Beleaguered car giant General Motors (GM) has remained in the red for the sixth straight quarter - albeit with a much smaller loss than a year ago.
GM has an extensive programme to try and turn the financial corner
The carmaker lost $323m (£181m) in the first three months of 2006, after losing $1.3bn in the same period of 2005.
CEO Rick Wagoner said the carmaker was making progress with its cost-cutting.
GM made a $10.6bn loss in 2005, and in March said sales had fallen 14% on the same month a year ago.
Even so, sales in the first quarter of 2006 were $52.2bn, up from $45.8bn a year earlier.
Excluding one-time items - but including a $1bn pre-tax healthcare charge to account for payments to a fund created for future retiree health-care costs - GM lost $529m, or 94 cents a share.
Without the health-care charge, GM would have posted a profit of 26 cents a share.
In January GM said it expected to make $4bn (£2.2bn) in savings this year from a far reaching cost-cutting plan. It eventually plans to cut annual costs by $6bn.
By 2010 it expects costs as a share of revenues to fall dramatically.
The US car giant has faltered in the face of fierce competition from Asian rivals and changing consumer tastes
In response to dwindling market share in the US market, GM will cut 30,000 jobs and close 12 North American plants, as well as cutting top executive pay.

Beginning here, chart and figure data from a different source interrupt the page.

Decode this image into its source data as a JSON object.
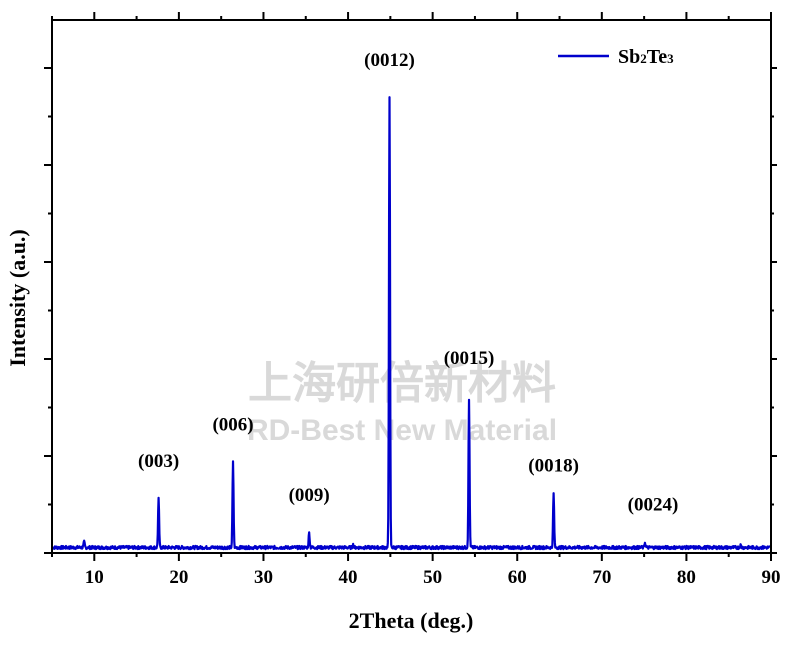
{
  "chart_data": {
    "type": "line",
    "xlabel": "2Theta (deg.)",
    "ylabel": "Intensity (a.u.)",
    "xlim": [
      5,
      90
    ],
    "ylim": [
      0,
      100
    ],
    "x_ticks": [
      "10",
      "20",
      "30",
      "40",
      "50",
      "60",
      "70",
      "80",
      "90"
    ],
    "y_tick_labels": "none",
    "grid": false,
    "legend": {
      "position": "top-right",
      "entries": [
        "Sb2Te3"
      ]
    },
    "series": [
      {
        "name": "Sb2Te3",
        "color": "#0000cc",
        "baseline": 1.2,
        "peaks": [
          {
            "x": 8.8,
            "y": 2.4
          },
          {
            "x": 17.6,
            "y": 11.8
          },
          {
            "x": 26.4,
            "y": 19.8
          },
          {
            "x": 35.4,
            "y": 4.4
          },
          {
            "x": 40.6,
            "y": 1.8
          },
          {
            "x": 44.9,
            "y": 100
          },
          {
            "x": 54.3,
            "y": 33.5
          },
          {
            "x": 64.3,
            "y": 13.0
          },
          {
            "x": 75.1,
            "y": 2.3
          },
          {
            "x": 86.4,
            "y": 1.7
          }
        ]
      }
    ],
    "annotations": [
      {
        "text": "(003)",
        "x": 17.6
      },
      {
        "text": "(006)",
        "x": 26.4
      },
      {
        "text": "(009)",
        "x": 35.4
      },
      {
        "text": "(0012)",
        "x": 44.9
      },
      {
        "text": "(0015)",
        "x": 54.3
      },
      {
        "text": "(0018)",
        "x": 64.3
      },
      {
        "text": "(0024)",
        "x": 75.1
      }
    ]
  },
  "watermark": {
    "line1": "上海研倍新材料",
    "line2": "RD-Best New Material"
  }
}
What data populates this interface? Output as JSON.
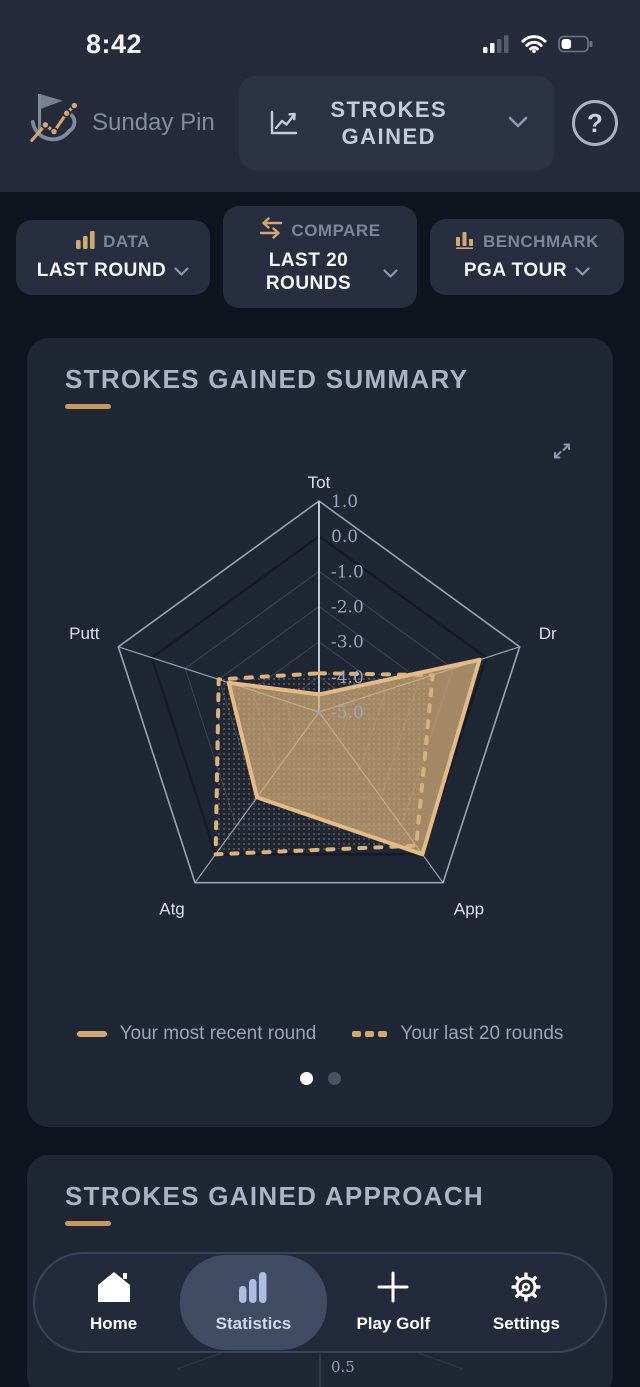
{
  "status_bar": {
    "time": "8:42"
  },
  "header": {
    "app_name": "Sunday Pin",
    "metric_selector": {
      "label": "STROKES GAINED"
    },
    "help_label": "?"
  },
  "filters": {
    "data": {
      "label": "DATA",
      "value": "LAST ROUND"
    },
    "compare": {
      "label": "COMPARE",
      "value": "LAST 20 ROUNDS"
    },
    "benchmark": {
      "label": "BENCHMARK",
      "value": "PGA TOUR"
    }
  },
  "summary_card": {
    "title": "STROKES GAINED SUMMARY",
    "legend": [
      {
        "label": "Your most recent round",
        "style": "solid"
      },
      {
        "label": "Your last 20 rounds",
        "style": "dashed"
      }
    ],
    "pagination": {
      "total": 2,
      "active": 1
    }
  },
  "approach_card": {
    "title": "STROKES GAINED APPROACH",
    "partial_tick_label": "0.5"
  },
  "nav": {
    "items": [
      {
        "label": "Home",
        "active": false
      },
      {
        "label": "Statistics",
        "active": true
      },
      {
        "label": "Play Golf",
        "active": false
      },
      {
        "label": "Settings",
        "active": false
      }
    ]
  },
  "colors": {
    "accent_gold": "#d2a86f",
    "solid_stroke": "#e3bc85",
    "solid_fill": "#d6ae78",
    "dashed_gold": "#ddb37c",
    "grid_outer": "#97a3b7",
    "grid_line": "#3d4659",
    "benchmark_line": "#151a27",
    "tick_text": "#9aa6bb",
    "category_text": "#dbe1ec",
    "page_bg": "#10141e",
    "chrome_bg": "#252b3a",
    "card_bg": "#1f2634",
    "active_nav_bg": "#404b64"
  },
  "chart_data": {
    "type": "radar",
    "title": "STROKES GAINED SUMMARY",
    "categories": [
      "Tot",
      "Dr",
      "App",
      "Atg",
      "Putt"
    ],
    "series": [
      {
        "name": "Your most recent round",
        "style": "solid",
        "values": [
          -4.5,
          -0.2,
          0.0,
          -2.0,
          -2.3
        ]
      },
      {
        "name": "Your last 20 rounds",
        "style": "dashed",
        "values": [
          -3.9,
          -1.6,
          -0.3,
          0.0,
          -2.0
        ]
      }
    ],
    "benchmark": {
      "name": "PGA TOUR",
      "value": 0.0
    },
    "scale": {
      "max": 1.0,
      "min": -5.0,
      "step": 1.0,
      "tick_labels": [
        "1.0",
        "0.0",
        "-1.0",
        "-2.0",
        "-3.0",
        "-4.0",
        "-5.0"
      ]
    },
    "grid": "pentagon-rings",
    "legend_position": "bottom"
  }
}
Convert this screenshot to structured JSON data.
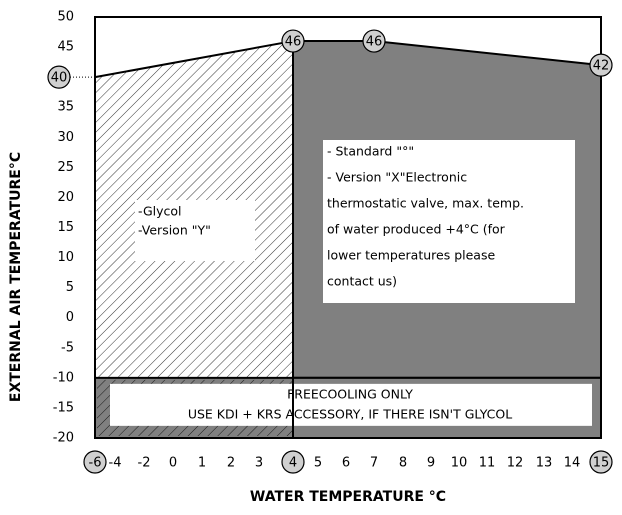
{
  "chart_data": {
    "type": "envelope",
    "ylabel": "EXTERNAL AIR TEMPERATURE°C",
    "xlabel": "WATER TEMPERATURE °C",
    "xlim": [
      -6,
      15
    ],
    "xticks": [
      -6,
      -4,
      -2,
      0,
      1,
      2,
      3,
      4,
      5,
      6,
      7,
      8,
      9,
      10,
      11,
      12,
      13,
      14,
      15
    ],
    "ylim": [
      -20,
      50
    ],
    "yticks": [
      50,
      45,
      40,
      35,
      30,
      25,
      20,
      15,
      10,
      5,
      0,
      -5,
      -10,
      -15,
      -20
    ],
    "envelope": {
      "x": [
        -6,
        4,
        7,
        15
      ],
      "y": [
        40,
        46,
        46,
        42
      ]
    },
    "glycol_region": {
      "x": [
        -6,
        4
      ],
      "labels": [
        "-Glycol",
        "-Version \"Y\""
      ]
    },
    "standard_region": {
      "x": [
        4,
        15
      ],
      "ymin": -10,
      "color": "#808080",
      "labels": [
        "- Standard \"°\"",
        "- Version \"X\"Electronic",
        "thermostatic valve, max. temp.",
        "of water produced +4°C (for",
        "lower temperatures please",
        "contact us)"
      ]
    },
    "freecooling_band": {
      "y": [
        -20,
        -10
      ],
      "labels": [
        "FREECOOLING ONLY",
        "USE KDI + KRS ACCESSORY,  IF THERE ISN'T GLYCOL"
      ]
    }
  }
}
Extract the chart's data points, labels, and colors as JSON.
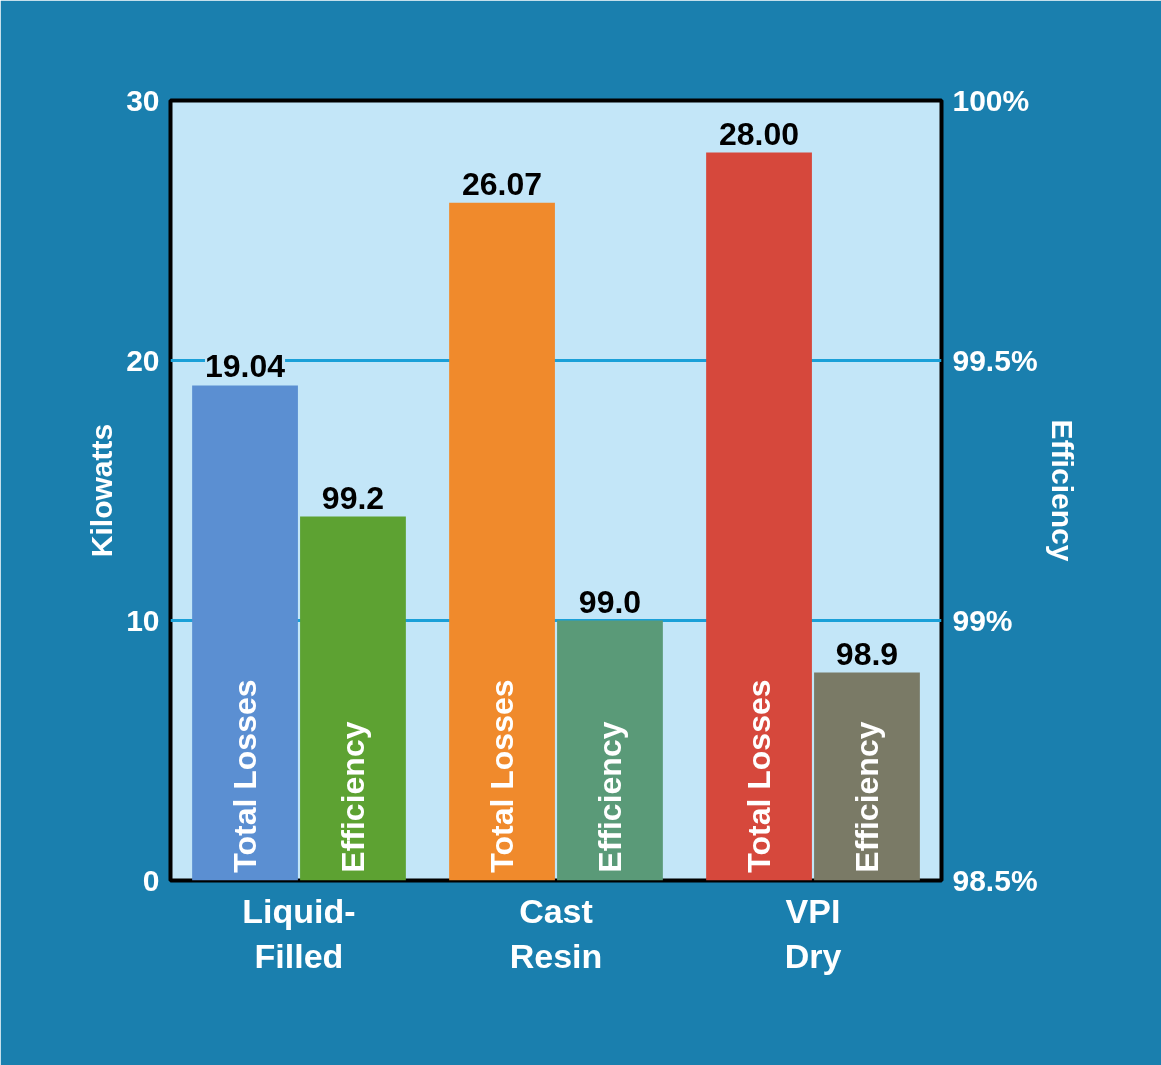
{
  "chart_data": {
    "type": "bar",
    "categories": [
      "Liquid-\nFilled",
      "Cast\nResin",
      "VPI\nDry"
    ],
    "ylabel": "Kilowatts",
    "y2label": "Efficiency",
    "ylim": [
      0,
      30
    ],
    "yticks": [
      0,
      10,
      20,
      30
    ],
    "y2lim": [
      98.5,
      100
    ],
    "y2ticks": [
      {
        "value": 98.5,
        "label": "98.5%"
      },
      {
        "value": 99,
        "label": "99%"
      },
      {
        "value": 99.5,
        "label": "99.5%"
      },
      {
        "value": 100,
        "label": "100%"
      }
    ],
    "grid": "y",
    "series": [
      {
        "name": "Total Losses",
        "colors": [
          "#5b8fd2",
          "#f08a2c",
          "#d6483c"
        ],
        "values": [
          19.04,
          26.07,
          28.0
        ],
        "value_labels": [
          "19.04",
          "26.07",
          "28.00"
        ]
      },
      {
        "name": "Efficiency",
        "axis": "y2",
        "colors": [
          "#5da232",
          "#5a9a78",
          "#7a7a66"
        ],
        "values": [
          99.2,
          99.0,
          98.9
        ],
        "value_labels": [
          "99.2",
          "99.0",
          "98.9"
        ]
      }
    ]
  }
}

"GM is making more vehicles and selling fewer of them," said Professor Peter Morici at the University of Maryland.
Mr Morici said during the quarter GM's market share fell from 25.2% to 23.7%, and pointed to figures suggesting that although GM was building more cars, it was selling fewer of them.
"With gas prices rising rapidly, GM's strategy of loading up vehicles with more horsepower and features may prove difficult to sustain," he said.
He also said GM needed to further reduce its labour costs and bring those into line with Toyota and other Asian companies operating in North America.